Platform | Release Date
PC | August 15, 2013
Developed by The Fullbright Company
Published by The Fullbright Company
Investigate the Greenbriar family’s house. Discover the story of what’s happened to them. Go home again.
It is difficult to file Gone Home under any set genre. Part interactive story and part room escape (albeit in reverse), Katie Greenbriar returns on short notice from a year long trip through Europe to find her family’s new home empty. While she was away, life continued for Katie’s parents and sister, Sam. The mansion, inherited from a distant uncle, earns the family sideways glances and hushed whispers from their new neighbors.
Upon reaching the new family home, Katie sees a note from her sister on the front door. Apparently, she’s gone and doesn’t want Katie looking around to find out why. Naturally, this incentivizes anyone with a pulse to dive in headlong to the mystery at hand, but soon you’ll find more letters from Sam in obvious locations hinting at where to go next. It’s a nagging concern throughout the experience; Why am I being led along by someone who doesn’t want me to follow the trail?
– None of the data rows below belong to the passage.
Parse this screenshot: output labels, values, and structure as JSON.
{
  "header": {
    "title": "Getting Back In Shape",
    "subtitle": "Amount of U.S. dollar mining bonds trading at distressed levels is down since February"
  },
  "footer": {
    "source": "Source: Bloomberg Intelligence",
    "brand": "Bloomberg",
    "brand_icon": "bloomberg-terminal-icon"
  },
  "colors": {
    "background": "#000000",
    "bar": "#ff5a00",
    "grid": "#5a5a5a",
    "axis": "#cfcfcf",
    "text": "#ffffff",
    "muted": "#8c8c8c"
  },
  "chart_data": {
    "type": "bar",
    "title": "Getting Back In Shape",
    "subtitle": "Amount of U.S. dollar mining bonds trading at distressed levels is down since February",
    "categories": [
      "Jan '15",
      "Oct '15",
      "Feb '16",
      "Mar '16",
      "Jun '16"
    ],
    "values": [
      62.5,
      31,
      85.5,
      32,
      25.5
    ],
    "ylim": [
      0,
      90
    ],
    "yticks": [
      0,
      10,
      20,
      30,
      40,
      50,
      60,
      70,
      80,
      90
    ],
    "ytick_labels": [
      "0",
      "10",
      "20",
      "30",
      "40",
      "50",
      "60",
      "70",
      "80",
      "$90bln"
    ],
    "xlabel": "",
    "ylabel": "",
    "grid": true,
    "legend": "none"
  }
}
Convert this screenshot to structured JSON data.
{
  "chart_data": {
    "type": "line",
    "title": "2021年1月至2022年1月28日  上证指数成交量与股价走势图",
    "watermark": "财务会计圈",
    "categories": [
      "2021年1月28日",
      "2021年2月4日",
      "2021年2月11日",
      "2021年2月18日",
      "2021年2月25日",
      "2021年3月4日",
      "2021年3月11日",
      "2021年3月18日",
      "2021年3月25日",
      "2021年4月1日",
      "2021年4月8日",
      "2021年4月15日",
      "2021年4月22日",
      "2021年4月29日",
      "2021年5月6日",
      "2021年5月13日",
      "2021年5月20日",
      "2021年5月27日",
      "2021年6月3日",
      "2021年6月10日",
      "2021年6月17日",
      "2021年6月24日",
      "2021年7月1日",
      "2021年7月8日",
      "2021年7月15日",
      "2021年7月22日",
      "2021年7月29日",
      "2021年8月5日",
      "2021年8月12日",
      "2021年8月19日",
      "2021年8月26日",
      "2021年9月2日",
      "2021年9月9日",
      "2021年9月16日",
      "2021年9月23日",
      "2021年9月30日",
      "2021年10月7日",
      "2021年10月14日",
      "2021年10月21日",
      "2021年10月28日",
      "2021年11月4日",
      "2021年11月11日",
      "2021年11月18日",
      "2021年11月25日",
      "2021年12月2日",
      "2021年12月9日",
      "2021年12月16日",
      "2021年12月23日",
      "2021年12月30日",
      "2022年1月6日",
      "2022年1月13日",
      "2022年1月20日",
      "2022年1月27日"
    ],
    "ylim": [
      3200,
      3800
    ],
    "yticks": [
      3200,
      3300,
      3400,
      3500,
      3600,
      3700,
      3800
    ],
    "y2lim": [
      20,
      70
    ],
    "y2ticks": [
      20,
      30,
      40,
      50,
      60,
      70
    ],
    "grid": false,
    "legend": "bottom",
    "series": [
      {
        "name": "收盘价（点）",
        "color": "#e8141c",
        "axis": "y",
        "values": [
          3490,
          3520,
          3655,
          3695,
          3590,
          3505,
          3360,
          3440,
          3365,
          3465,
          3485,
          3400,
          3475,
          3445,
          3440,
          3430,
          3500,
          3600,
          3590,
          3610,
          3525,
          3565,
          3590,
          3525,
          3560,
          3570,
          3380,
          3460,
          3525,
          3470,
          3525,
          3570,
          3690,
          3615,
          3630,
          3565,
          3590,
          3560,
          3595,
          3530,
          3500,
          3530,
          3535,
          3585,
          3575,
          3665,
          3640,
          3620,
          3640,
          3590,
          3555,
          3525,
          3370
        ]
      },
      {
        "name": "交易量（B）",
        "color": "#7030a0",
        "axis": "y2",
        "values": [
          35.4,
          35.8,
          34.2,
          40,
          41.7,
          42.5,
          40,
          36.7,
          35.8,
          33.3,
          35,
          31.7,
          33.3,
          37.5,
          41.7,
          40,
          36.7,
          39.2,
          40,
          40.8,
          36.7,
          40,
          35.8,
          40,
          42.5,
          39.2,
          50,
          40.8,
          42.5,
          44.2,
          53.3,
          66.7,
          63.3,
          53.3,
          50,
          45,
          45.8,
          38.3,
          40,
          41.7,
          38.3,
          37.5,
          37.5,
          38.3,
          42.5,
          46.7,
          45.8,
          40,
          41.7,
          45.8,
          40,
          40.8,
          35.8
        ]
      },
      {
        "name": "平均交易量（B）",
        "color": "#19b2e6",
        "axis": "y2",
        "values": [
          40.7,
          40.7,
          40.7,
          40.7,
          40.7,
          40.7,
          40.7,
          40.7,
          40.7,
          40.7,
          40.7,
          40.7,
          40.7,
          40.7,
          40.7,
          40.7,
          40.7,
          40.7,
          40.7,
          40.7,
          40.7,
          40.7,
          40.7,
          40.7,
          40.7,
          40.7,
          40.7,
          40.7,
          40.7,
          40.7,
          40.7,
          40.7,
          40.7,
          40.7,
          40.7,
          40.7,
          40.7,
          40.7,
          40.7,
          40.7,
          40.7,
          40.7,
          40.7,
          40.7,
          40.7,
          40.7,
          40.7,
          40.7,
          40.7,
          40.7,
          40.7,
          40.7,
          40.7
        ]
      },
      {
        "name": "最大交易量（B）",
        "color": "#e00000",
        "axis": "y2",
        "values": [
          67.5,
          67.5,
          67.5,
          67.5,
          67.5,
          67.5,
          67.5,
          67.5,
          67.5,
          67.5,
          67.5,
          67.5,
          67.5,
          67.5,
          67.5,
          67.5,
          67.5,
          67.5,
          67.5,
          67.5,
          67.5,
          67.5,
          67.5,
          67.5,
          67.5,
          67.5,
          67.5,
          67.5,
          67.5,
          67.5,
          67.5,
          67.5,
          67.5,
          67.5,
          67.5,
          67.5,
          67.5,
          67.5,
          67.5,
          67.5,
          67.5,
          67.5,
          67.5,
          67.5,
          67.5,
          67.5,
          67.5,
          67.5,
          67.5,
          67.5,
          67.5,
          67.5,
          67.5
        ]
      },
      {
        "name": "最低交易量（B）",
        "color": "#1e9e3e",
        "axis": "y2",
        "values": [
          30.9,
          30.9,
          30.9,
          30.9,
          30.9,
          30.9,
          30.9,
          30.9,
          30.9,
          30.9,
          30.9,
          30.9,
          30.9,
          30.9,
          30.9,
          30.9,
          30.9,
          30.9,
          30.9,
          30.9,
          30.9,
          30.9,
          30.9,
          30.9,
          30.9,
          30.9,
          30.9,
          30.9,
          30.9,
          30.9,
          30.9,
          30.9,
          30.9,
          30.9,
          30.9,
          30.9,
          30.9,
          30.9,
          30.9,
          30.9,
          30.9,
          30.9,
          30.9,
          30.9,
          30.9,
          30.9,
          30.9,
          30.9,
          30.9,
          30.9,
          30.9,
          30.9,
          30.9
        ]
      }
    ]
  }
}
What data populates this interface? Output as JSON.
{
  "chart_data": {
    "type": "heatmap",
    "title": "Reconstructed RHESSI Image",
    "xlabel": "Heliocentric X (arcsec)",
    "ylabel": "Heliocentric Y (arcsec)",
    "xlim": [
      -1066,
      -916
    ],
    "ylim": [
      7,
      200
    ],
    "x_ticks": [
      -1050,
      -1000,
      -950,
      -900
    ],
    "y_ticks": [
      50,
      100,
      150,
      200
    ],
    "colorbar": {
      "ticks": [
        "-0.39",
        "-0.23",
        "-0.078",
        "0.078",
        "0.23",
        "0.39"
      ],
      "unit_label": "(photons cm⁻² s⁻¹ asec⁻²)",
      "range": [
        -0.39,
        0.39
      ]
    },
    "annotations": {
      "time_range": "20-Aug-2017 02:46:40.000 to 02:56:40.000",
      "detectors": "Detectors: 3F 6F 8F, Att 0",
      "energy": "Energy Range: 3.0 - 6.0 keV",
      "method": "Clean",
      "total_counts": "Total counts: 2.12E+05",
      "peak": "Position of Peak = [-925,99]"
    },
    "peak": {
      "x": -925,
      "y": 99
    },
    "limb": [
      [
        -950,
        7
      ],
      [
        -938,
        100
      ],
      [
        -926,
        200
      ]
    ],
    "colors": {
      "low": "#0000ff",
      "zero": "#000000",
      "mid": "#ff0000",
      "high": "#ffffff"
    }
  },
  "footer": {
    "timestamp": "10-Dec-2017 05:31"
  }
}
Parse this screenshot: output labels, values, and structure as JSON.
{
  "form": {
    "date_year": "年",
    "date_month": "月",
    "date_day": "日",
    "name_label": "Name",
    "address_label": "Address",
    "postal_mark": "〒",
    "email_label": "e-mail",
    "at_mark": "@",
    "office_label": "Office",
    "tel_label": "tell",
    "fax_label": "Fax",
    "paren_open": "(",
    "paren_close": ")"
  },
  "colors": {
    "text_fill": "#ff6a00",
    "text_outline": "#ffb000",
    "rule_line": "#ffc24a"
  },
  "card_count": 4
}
The Greenbriar’s new house, the real star of the game, acts as a metaphor for the family living under its roof. Equal parts sprawling and oppressive, it has its own secrets to hide; secrets unveiled with near-perfect pacing. The greatest successes in Gone Home stem from interior design. Someone at Fullbright knew how to direct foot traffic through an enclosed space, because they always seemed to know what room I was going to next. Clues never came out of order, even though I was given access to large swaths of the home at once. Considering I was juggling the dissection of three lives (four if you include Katie herself) it’s impressive that I never felt confused about what was happening.
Sam serves as the focal character, although through diligent cabinet rummaging Katie will likely piece together what’s been happening in her parents’ lives as well. But where their stories are conveyed entirely through letters, paperwork, and educated guesswork, Sam presents her story through audio diaries. Though superbly voice acted, and entirely necessary to sell the emotional content, these feel continuously out of place. It’s strange to play something so simple and realistic, and then suddenly Sam is talking about her day at school because you picked up a note she’d passed that day. There is an option to turn these audio diaries off, which can potentially bridge this disconnect, but doing so would rob Gone Home of its most genuine moments.
Gone Home is at times whimsical, ominous, and heartbreaking. It scratches the voyeuristic itch in all of us, but in poring through dozens of boxes and cabinets you may find real emotional investment in the characters. If you can suspend disbelief long enough to hear it out, the house has some beautiful stories to tell.